Because they became profane and unclean, God spit them out of his holy land. Their numbers decreased so greatly that only a tiny remnant of 50,000 returned to Canaan after their exile to Babylon and Persia. Such was Israel’s misery and destruction for disobedience.
But the terror and misery of the curses on Israel as a result of God’s wrath for their disobedience was just a foretaste of the terror and anguish of hell that our Lord Jesus Christ suffered in his life and death on the cross.
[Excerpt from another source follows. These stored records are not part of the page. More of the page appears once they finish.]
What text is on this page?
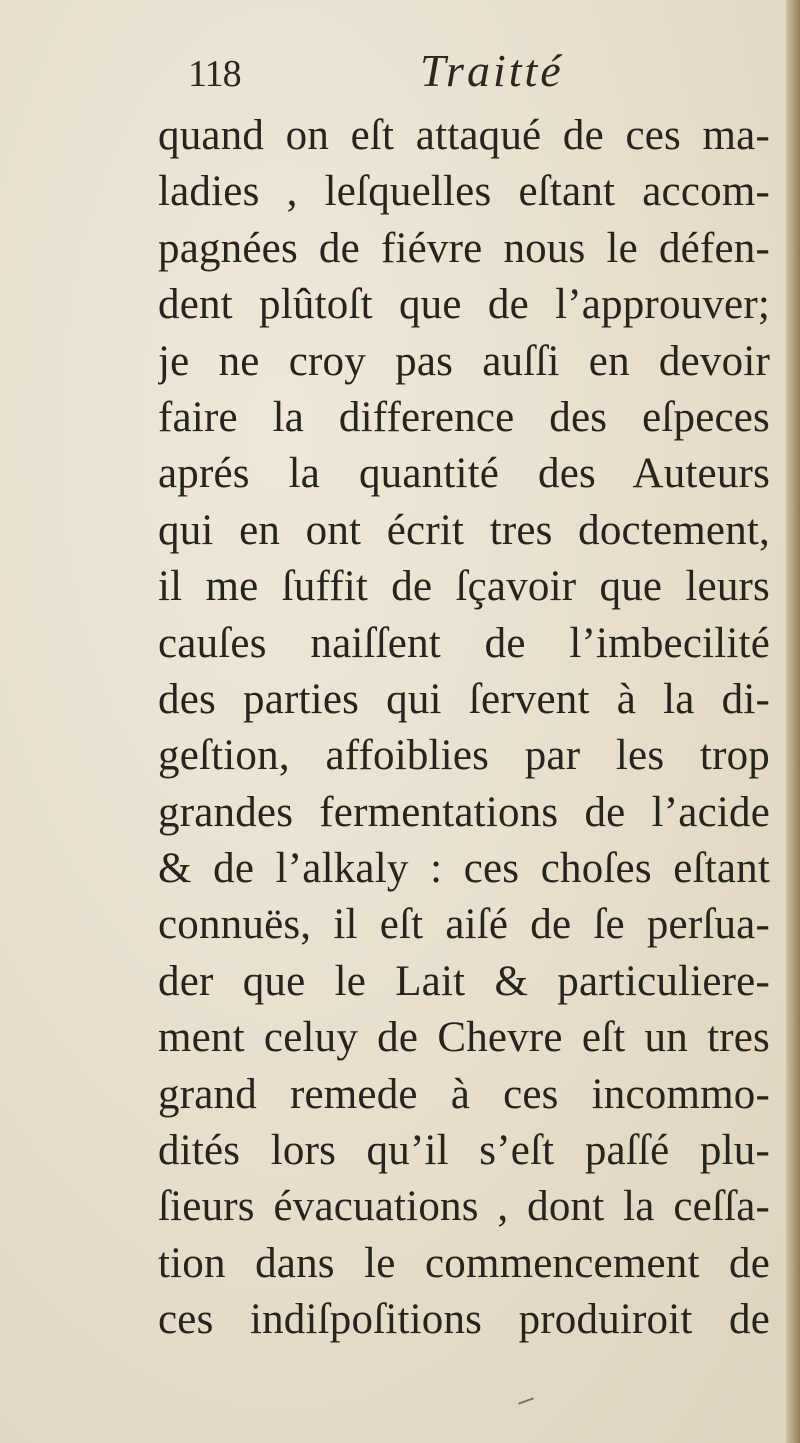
118	Traitté
quand on eſt attaqué de ces ma-
ladies , leſquelles eſtant accom-
pagnées de fiévre nous le défen-
dent plûtoſt que de l’approuver;
je ne croy pas auſſi en devoir
faire la difference des eſpeces
aprés la quantité des Auteurs
qui en ont écrit tres doctement,
il me ſuffit de ſçavoir que leurs
cauſes naiſſent de l’imbecilité
des parties qui ſervent à la di-
geſtion, affoiblies par les trop
grandes fermentations de l’acide
& de l’alkaly : ces choſes eſtant
connuës, il eſt aiſé de ſe perſua-
der que le Lait & particuliere-
ment celuy de Chevre eſt un tres
grand remede à ces incommo-
dités lors qu’il s’eſt paſſé plu-
ſieurs évacuations , dont la ceſſa-
tion dans le commencement de
ces indiſpoſitions produiroit de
On Mount Ebal, Israel sacrificed burnt offerings for their sins, a foreshadow of the final sacrifice that God himself will offer for our sins: Christ’s death on the cross.
We are an accursed people because of our disobedience, “For all who rely on works of the law are under a curse; for it is written, ‘Cursed be everyone who does not abide by all things written in the Book of the Law, and do them’” (Gal 3:10). Like the tribes on Mount Ebal, we are children of slaves, and we ourselves are slaves of sin. The altar of good works that we build is not a sacrifice that rises as a pleasing aroma to God, because without faith in God’s final sacrifice of his only-begotten Son, our good works are filthy rags, a bad taste, and a repulsive stench before God. But Christ’s sacrifice removes the curse from us, “Christ redeemed us from the curse of the law by becoming a curse for us” (Gal 3:13), “a fragrant offering and sacrifice to God” (Eph 5:2).